Jangan lupa klik bintang di pojok kiri bawah. Sekalian, ramein cerita ini sama komennya, ya.
Selamat membaca✨
________________________
"Jadi, siapa yang mau jelasin ke bunda?"Shana dan Airin menunduk, menatap lantai yang saat ini lebih menarik perhatian mereka dari pada bunda yang duduk di hadapan mereka. Diiringi jantung yang berdebar hebat, kaki dan tangan yang sedikit tremor, baik Shana maupun Airin tidak ada yang berani untuk mengangkat dagu dan menjawab pertanyaan bunda.
Suasana di ruang keluarga saat ini juga tidak kondusif. Papa dan Cherry memilih untuk menjauh agar tidak kena amukan bunda. Di sini, di ruangan yang biasanya hangat dan penuh kehebohan, hanya tersisa aura dingin yang dipancarkan bunda.

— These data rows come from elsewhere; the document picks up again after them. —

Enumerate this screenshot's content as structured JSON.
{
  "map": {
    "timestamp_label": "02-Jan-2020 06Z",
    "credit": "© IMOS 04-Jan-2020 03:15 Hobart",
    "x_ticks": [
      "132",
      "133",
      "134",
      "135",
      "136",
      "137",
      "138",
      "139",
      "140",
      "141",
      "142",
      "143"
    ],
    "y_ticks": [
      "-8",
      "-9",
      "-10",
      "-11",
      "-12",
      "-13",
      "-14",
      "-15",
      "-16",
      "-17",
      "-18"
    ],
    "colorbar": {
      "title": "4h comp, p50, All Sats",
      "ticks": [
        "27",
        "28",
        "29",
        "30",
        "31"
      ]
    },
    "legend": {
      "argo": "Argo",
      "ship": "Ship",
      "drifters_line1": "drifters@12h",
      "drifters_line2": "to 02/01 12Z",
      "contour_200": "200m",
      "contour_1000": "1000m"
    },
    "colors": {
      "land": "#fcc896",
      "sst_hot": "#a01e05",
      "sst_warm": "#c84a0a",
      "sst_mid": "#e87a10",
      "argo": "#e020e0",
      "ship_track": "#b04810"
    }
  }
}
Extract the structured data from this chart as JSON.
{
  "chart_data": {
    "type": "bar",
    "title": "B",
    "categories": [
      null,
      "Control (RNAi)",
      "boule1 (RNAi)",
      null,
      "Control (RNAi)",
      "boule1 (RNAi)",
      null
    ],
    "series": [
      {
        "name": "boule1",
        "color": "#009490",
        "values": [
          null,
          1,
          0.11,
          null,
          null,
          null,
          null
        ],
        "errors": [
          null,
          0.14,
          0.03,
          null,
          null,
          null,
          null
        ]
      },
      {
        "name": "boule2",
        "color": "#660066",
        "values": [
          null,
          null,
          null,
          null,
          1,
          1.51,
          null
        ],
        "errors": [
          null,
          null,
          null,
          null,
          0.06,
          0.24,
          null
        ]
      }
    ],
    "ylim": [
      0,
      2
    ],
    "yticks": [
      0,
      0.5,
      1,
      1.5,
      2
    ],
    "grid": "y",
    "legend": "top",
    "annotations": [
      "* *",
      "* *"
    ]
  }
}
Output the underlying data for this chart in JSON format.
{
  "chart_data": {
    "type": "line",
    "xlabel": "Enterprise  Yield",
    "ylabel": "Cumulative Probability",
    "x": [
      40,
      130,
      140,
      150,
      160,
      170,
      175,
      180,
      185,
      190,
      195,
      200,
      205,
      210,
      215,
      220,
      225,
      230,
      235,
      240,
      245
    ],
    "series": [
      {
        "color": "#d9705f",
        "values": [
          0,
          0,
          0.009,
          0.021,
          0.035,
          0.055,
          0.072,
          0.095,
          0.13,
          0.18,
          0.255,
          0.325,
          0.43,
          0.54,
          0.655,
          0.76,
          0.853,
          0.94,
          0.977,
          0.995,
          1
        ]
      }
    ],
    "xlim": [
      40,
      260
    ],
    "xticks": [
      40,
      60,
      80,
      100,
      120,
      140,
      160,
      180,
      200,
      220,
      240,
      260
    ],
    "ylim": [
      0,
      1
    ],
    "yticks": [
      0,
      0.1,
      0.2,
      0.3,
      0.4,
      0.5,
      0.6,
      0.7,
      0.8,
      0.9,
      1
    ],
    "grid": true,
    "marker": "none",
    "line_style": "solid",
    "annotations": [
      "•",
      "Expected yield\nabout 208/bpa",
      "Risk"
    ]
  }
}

"Nggak ada yang mau jelasin?!" tanya bunda dengan suara yang mulai meninggi.
Dalam hati, Shana menimbang-nimbang resiko jika ia buka suara. Tapi kalau diingat-ingat, ia tidak salah sama sekali. Airin duluan yang pergi keluar rumah sampai malam dan meninggalkan Shana sendiri. Dan tentu saja Shana lebih memilih untuk pergi ke rumah nenek dari pada di rumah sendirian. Horor cuy, iya kalau setan yang datang, kalau yang datang itu perampok, Shana bakal mati nggak aesthetic, dong.
"Dia duluan, Bun!"
"Ai duluan, Bun!"
Shana dan Airin saling tuduh satu sama lain. Seperti biasanya, tentu saja tidak akan ada yang ingin mengalah. Shana menganggap dirinya benar, begitu juga dengan Airin. Akhirnya bisa tertebak, Shana dan Airin akan saling mengeluarkan argumen untuk mendukung diri sendiri. Atau paling parahnya, mereka bisa saling jambak satu sama lain.
"Apaan!? Lo yang salah, kok!" teriak Airin ke wajah Shana.
"Wah, nggak mirror dulu nih, perlu gue pinjamin cermin di kamar gue?!" bantah Shana tidak terima.
"Udah jelas-jelas lo duluan! Ninggalin gue sendirian di luar, lo malah tidur nggak tau jam!"
"Dih, gue kan ngunci kamar gara-gara mau lo hajar! Salah lo dong, mana keluyuran sampai malam!
"Kalian nggak bunda suruh berdebat, ya." Kali ini bunda berujar pelan tanpa menaikkan intonasi. Yang jelas, gaya bicara bunda yang seperti ini terlihat seperti seorang psikopat ala wattpad di mata Shana.
Shana dan Airin kembali menundukkan kepala dalam-dalam. Tidak ada yang berani membantah ucapan bunda saat ini. Nyali Shana dan Airin jadi ciut, hanya dengan tatapan mata, bunda berhasil membuat tangan dan kaki kedua anaknya tremor.
"Ai, kamu duluan," ujar bunda karena memang Airin yang lebih dulu mengeluarkan suara.
"Jadi gini, Bun. Pas bunda sama papa udah pergi, Sha-"
"Kakak," interupsi bunda.
Airin menghela napasnya kasar, "iya, Kak Shana dorong aku, pas aku mau balas, dia lari ke kamar dan ngunci pintu kamarnya. Sampai sore, dia nggak keluar, sedangkan aku udah lapar banget, Bun. Jadi, aku ajak Bang Kaisar makan di luar. Eh, di jalan nggak sengaja nemu turnamen game, aku sama Bang Kaisar nonton turnamen itu."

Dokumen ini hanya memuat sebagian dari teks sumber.